大坂なおみ選手(23)にとって、こんな経験はもうたくさんだった。テニス界のトップに上り詰める過程で数え切れない敵と対戦してきた大坂選手だったが、今週そのラケットを置き、メディアの質問攻めから身を引いた。

大坂選手は全仏オープンの記者会見に臨むよりも、大会を棄権することを決断。これをきっかけに、試合後に会見を行う文化や、会見が選手の心の健康に与える影響について幅広い議論が巻き起こっている。

こうした記者会見は、「ハゲワシの居場所」に等しい。そう指摘するのは、英アンディ・マレー選手の母親が創設した財団のコンサルタントを務めるクリス・スーター氏だ。マレー選手はこれまで、テニスが自らの精神面に与えた負担について公に語ってきた。

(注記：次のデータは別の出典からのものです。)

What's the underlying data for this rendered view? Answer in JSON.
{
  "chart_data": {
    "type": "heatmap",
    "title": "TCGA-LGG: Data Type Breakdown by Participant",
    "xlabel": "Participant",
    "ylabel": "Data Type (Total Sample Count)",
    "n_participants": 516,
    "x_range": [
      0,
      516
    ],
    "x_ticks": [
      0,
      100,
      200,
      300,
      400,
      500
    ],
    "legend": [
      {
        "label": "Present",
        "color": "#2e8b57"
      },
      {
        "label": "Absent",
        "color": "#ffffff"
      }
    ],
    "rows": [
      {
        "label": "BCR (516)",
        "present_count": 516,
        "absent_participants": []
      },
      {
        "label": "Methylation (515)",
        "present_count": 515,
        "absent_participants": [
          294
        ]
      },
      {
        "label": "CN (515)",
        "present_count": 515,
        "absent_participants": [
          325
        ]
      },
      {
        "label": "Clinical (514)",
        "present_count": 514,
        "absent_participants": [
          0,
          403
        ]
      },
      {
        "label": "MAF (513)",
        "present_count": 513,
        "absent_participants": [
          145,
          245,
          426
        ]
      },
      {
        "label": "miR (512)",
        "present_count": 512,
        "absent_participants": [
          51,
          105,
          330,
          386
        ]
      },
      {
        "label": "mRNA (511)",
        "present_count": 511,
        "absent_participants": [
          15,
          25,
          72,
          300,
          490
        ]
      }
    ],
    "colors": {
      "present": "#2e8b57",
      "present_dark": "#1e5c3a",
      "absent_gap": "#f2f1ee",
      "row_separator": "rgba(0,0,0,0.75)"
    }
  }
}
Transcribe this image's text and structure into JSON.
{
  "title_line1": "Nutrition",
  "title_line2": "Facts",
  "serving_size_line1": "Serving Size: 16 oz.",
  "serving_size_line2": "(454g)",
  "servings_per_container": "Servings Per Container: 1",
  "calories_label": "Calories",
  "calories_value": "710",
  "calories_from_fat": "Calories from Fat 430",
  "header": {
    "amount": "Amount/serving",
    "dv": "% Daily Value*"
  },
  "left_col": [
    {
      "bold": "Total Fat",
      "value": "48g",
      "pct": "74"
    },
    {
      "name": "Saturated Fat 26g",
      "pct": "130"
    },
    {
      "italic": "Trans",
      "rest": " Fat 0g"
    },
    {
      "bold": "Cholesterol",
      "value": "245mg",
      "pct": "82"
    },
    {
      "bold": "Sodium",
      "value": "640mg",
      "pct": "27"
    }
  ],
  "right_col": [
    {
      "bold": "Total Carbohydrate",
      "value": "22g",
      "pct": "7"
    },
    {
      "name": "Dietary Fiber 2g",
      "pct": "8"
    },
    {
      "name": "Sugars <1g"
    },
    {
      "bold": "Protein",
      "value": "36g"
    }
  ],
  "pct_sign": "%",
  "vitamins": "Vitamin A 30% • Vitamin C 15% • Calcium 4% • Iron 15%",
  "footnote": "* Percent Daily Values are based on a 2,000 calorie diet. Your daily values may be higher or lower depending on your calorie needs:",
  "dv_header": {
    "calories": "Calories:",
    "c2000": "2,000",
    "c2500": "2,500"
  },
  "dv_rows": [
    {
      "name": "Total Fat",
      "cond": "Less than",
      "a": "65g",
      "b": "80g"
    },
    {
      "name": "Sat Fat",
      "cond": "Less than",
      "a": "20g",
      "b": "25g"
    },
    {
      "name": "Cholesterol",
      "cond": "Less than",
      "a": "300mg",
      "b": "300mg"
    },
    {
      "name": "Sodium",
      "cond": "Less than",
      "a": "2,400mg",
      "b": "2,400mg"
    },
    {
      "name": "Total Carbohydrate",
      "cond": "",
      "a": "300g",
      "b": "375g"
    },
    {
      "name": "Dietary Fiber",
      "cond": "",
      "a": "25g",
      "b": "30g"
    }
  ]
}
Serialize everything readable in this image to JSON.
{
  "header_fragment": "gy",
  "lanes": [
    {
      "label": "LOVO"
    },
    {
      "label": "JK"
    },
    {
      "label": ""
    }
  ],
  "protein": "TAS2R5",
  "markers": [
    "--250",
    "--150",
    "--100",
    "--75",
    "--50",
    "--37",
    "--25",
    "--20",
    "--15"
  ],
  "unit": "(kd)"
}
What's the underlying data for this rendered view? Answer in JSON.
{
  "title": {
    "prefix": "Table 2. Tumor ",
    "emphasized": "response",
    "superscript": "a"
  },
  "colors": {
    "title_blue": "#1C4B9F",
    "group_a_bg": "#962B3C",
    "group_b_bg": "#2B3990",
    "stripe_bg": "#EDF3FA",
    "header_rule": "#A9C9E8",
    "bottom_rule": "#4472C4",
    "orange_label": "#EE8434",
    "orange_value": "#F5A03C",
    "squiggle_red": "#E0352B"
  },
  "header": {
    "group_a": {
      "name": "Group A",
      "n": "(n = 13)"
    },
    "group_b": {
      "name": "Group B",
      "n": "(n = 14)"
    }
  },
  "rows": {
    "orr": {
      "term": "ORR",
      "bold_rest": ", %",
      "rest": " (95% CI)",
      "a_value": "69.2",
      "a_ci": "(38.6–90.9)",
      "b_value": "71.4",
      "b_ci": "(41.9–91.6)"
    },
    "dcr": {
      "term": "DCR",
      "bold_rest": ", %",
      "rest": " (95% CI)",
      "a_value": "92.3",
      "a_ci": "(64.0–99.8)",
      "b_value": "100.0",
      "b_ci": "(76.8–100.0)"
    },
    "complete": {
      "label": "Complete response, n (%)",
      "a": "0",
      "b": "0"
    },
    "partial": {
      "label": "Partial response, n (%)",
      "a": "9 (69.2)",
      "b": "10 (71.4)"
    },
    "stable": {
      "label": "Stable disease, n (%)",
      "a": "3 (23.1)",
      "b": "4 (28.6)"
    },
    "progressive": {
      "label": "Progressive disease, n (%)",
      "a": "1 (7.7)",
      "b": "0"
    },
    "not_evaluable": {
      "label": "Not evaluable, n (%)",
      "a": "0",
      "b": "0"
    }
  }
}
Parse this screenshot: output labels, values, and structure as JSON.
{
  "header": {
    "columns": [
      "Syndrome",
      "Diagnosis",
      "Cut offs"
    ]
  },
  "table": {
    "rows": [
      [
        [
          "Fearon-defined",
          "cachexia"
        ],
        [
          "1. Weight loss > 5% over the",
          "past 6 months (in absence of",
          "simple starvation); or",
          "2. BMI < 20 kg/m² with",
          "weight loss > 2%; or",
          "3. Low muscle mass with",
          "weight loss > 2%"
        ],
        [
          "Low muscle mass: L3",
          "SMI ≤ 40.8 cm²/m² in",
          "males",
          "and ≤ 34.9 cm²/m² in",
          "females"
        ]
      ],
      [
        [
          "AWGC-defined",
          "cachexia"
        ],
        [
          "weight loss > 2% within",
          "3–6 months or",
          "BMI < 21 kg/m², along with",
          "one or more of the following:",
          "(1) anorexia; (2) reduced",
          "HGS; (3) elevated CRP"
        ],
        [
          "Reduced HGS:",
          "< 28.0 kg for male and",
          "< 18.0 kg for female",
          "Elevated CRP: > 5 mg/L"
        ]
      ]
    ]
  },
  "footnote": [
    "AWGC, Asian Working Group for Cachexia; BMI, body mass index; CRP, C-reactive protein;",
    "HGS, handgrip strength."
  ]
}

スーター氏はCNNの取材に、負けた選手にとって、しばしば男性が圧倒的に多い記者会見の場は威圧的だと語る。「負けた理由を根掘り葉掘り聞かれる。記者たちは厳しい質問を投げかける機会を探っている」

どんなアスリートにとってもきつい展開であり、大坂選手にとってももちろんそうだ。大坂選手はツイッターで、「もともと人前で話すのが得意でなく、世界中のメディアに話す前には大きな不安の波に襲われる」と認めていた。

そのため、大坂選手は心の健康を理由に、記者会見を一切避けるという大きな決断を下した。罰金が科された場合、全額を心の健康を扱う慈善団体に寄付してほしいと呼び掛けた。

これに対し、大会主催者は罰金1万5000ドル(約165万円)を科したほか、大会追放を示唆。これを受けて大坂選手は大会を棄権し、ツイッターに「皆さんがパリで行われているテニスに再び集中できる」ことを望むとつづった。

そのうえで、2018年に初めて4大大会(グランドスラム)を制して以来、「長い間うつに苦しんでいた」と言い添えた。

大坂選手が会見拒否を決めた後、全仏オープン側はツイッターに、ラファエル・ナダルや錦織圭、アリーナ・サバレンカ、ココ・ガウフ各選手がメディア対応をする写真を投稿、「彼らは仕事を理解していた」と書き込んだ。その後、写真は削除された。

こうした対応について、スーター氏は「冷たい」と指摘し、「先陣を切って」テニス界のメンタルヘルス問題への解決策を探る機会を逃したとの見方を示す。